Maximizing gas turbine mass flow can be achieved by raising the temperature of the injected high-pressure water temperature from ambient temperature up to targeted compressor outlet temperature of 477⁰K.

The table below shows the relationship between increase in injected high-pressure water temperature (Tw) and increase of injected high-pressure water mass (Mw) in relation to compressor air mass flow (Ma).

Tw ⁰K        288    300    350     400      450    460    470    475    477

Mw/Ma     0.37   0.40   0.55    0.91     2.59    4.11     10      35      Infinity

At a temperature of 288⁰K, the mass of injected high-pressure water (Ma) required to reduce compressor outlet temperature to targeted temperature is 0.37 of atmospheric air (Ma) entering the compressor.

If the injected high-pressure water temperature is raised to the targeted temperature of 447⁰K, the mass of the injected high-pressure water can be raised up to infinity without water saturation or blade erosion.
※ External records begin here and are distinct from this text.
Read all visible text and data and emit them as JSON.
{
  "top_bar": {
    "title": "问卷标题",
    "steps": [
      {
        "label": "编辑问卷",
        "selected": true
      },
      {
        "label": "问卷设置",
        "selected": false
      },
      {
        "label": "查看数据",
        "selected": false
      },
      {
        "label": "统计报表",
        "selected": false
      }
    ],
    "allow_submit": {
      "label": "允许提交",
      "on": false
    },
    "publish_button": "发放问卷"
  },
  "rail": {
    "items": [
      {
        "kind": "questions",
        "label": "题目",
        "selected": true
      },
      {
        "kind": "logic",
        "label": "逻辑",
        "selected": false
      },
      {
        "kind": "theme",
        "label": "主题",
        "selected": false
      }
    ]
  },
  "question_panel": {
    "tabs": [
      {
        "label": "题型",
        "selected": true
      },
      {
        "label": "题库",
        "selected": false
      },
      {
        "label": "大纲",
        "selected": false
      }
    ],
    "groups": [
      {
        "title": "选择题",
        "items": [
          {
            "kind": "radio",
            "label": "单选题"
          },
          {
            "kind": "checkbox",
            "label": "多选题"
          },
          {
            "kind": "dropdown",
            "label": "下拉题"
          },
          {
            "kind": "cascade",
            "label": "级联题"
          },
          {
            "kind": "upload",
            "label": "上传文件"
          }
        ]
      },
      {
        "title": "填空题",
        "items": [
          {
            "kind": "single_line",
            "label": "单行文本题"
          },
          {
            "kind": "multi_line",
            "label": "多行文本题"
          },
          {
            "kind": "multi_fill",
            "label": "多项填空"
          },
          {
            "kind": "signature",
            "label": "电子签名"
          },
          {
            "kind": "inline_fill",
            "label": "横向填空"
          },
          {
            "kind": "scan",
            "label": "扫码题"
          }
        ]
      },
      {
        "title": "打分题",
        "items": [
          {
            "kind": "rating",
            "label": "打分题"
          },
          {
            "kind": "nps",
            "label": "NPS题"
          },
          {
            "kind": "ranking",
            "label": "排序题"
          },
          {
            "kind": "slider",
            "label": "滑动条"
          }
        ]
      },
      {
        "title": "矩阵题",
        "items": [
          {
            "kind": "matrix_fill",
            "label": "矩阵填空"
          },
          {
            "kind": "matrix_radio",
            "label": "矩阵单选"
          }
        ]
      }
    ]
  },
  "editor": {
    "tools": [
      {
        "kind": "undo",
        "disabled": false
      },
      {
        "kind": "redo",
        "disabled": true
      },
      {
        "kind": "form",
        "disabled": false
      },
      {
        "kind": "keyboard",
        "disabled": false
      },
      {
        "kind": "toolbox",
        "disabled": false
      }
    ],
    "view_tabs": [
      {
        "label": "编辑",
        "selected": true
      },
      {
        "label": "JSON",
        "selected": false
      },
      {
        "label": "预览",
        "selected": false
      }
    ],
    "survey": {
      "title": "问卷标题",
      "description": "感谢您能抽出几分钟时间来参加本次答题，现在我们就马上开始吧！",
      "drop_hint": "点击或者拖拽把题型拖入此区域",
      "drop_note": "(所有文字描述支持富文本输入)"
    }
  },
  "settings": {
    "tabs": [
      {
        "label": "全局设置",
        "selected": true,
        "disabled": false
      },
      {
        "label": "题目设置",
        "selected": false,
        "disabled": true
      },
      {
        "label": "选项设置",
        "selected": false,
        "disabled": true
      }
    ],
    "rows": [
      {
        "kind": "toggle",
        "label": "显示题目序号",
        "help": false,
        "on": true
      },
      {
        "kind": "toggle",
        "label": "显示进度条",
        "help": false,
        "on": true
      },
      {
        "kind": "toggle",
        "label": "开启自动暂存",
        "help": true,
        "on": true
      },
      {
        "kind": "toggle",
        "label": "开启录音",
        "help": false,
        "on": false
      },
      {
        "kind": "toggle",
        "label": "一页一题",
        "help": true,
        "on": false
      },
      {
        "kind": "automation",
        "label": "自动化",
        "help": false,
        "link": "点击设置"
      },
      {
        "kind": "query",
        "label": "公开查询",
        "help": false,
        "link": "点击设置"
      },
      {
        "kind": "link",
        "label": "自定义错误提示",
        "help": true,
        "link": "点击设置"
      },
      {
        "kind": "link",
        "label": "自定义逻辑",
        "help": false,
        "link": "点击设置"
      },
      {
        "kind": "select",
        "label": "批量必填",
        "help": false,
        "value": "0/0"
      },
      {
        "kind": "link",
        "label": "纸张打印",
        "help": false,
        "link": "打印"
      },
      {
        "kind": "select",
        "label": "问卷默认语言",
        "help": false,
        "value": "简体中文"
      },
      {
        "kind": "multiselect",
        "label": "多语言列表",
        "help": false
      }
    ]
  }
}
However, this is neither practical nor economical.

Invention implementations

• Modify compressor casing to admit high-pressure water injection pipework.
• Calculate number of high-pressure injectors.
• Install the required number of high-pressure injectors between blades.
• Incorporate means of control for high-pressure injection system and heat the high-pressure injection water into the compressor.